It should come as no surprise that a film with a creepy nursery rhyme and a terrifying spider creature is a deeply unsettling watch, but ‘Possum’ from Matthew Holness, the mind behind the hilarious Garth Marenghi’s Dark Places, defies expectations by striking one of the bleakest and creepiest tones I’ve seen in a film for quite some time.
Fronted admirably by the sorely under appreciated Sean Harris of recent Mission Impossible fame, who cuts a forlorn figure through the desolate, disused and barren landscapes scattered throughout the film. Harris is simply superb in what is predominantly a physical role, playing a disgraced puppeteer returning to his childhood to confront his twisted step-father and the trauma that defined his childhood and adult life, the whole thing undercut by the mystery of a missing boy taking place in the background throughout.

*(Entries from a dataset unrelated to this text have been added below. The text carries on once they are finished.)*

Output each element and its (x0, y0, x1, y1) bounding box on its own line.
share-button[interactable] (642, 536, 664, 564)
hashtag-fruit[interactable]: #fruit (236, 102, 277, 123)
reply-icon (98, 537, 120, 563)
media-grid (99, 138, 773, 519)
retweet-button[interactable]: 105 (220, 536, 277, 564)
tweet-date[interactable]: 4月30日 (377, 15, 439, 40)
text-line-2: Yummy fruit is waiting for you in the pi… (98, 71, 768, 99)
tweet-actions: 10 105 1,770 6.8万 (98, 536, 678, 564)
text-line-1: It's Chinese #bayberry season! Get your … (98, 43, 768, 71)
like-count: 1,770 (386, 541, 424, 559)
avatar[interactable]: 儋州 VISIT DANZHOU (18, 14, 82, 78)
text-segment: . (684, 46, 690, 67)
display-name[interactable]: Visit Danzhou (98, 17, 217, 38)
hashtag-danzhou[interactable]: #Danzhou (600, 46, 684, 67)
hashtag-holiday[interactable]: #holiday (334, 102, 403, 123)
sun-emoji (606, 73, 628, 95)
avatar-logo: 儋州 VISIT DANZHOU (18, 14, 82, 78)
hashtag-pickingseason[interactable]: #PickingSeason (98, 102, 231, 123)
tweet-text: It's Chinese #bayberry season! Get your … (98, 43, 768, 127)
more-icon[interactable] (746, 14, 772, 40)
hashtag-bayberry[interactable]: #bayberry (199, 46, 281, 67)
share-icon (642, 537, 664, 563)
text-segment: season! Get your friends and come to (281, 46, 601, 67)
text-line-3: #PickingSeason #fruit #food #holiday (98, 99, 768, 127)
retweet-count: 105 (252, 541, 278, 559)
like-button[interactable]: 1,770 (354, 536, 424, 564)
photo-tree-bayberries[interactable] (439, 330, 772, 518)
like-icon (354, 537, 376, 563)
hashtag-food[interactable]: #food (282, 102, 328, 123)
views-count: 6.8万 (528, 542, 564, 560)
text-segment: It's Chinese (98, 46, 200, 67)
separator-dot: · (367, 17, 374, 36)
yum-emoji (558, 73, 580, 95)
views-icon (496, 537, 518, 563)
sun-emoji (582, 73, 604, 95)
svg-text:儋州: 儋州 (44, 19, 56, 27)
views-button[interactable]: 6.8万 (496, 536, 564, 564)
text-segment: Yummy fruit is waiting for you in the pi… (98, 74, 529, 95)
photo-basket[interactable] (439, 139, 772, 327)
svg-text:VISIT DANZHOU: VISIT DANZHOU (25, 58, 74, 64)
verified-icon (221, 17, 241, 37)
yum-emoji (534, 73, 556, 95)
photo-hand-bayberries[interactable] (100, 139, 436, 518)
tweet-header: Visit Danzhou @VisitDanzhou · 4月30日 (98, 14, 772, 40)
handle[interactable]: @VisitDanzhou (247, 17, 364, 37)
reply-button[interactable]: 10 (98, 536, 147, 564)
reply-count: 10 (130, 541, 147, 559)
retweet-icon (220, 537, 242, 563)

Harris’ Phillip is a lowly, traumatised character who is equal parts sympathetic and menacing. He spends most of his time traipsing through forests, abandoned army barracks and wastelands trying to rid himself of a sinister puppet, the film’s titular ‘Possum’ and proverbial ‘monkey paw’ which he carries around in a leather bag. When carrying the bag Harris is confident, but repressed and anxious, without it he’s positively unhinged, arms hanging loosely in front of him, facial expressions ranging from confused to tortured. It really is a great performance.
The co-star of the film is arguably ‘Possum’ itself, a truly sinister spectacle that is the epitome of nightmare fuel. What’s more, Holness shows masterful control over how much of the spider-creature to show and when, abstract limbs are seen coming around corners, reflections are seen in mirrors, tension is being built the whole time. When we finally do get to see the full striking creature it’s a truly shocking moment, made better by Harris’ dual reverence and repulsion.
‘Possum’ is met in sheer awfulness by Alun Armstrong’s Maurice. He may not be as overtly monstrous as a spider puppet with a blank expressionless human head but he’s a yellow-teethed repugnant old man who takes extreme joy in tormenting and abusing Philip. Armstrong, just like Harris, is extremely committed to the role and truly created a character that you can’t help but be repulsed by.
The narrative is fairly difficult to follow, Holness plays with his narrative by making it unclear whether anything that’s happening is real, or whether anything’s that happening is linear. We follow Harris lugging the heavy bag containing Possum around and trying to dispose of it in various locations, only for Possum to return and Harris having to keep returning to these locations time and time again. The film meanders in this way for quite some time and as a result can feel repetitive and tedious, however you could argue it’s all necessary to build up the atmosphere, tone and tension and truly create the idea that Possum might be some sort of otherworldly thing.
My interpretation, given that we know Philip had a traumatic childhood, not just because his parents died in a horrific fire, or the Fox anecdote he’s forced to retell, but but also the abuse at the hands of his step-father is that Possum is a mental creation of Phillip’s, a psychological manifestation of his trauma, abuse and, as is revealed in the films dramatic denouement, guilt that he can’t seem to rid himself of, Possum ‘is’ those things and Harris lugging it about in the bar is a literal metaphor for emotional baggage.
I don’t want to give too much away but the film really ramps up in the final moments, Phillip is literally haunted and stalked towards the final shocking reveal that really ignites the thick kerosene fog of tension, even if it does feel a little brief and rushed in comparison to what comes before.
That being said Possum paints a beautifully bleak, colour muted idyl of England, excellent performances from its limited cast and it carries with it an unsettling, dark and foreboding tone and resolution that has a way of sticking with you after watching like it’s the web and you’re the unsuspecting fly. It’s truly a superb debut directorial effort from Holness, who has created a film that patiently lies in wait like a spider ready to lay eggs in your brain that will have you seeing eight legged monstrosities at the end of your bed.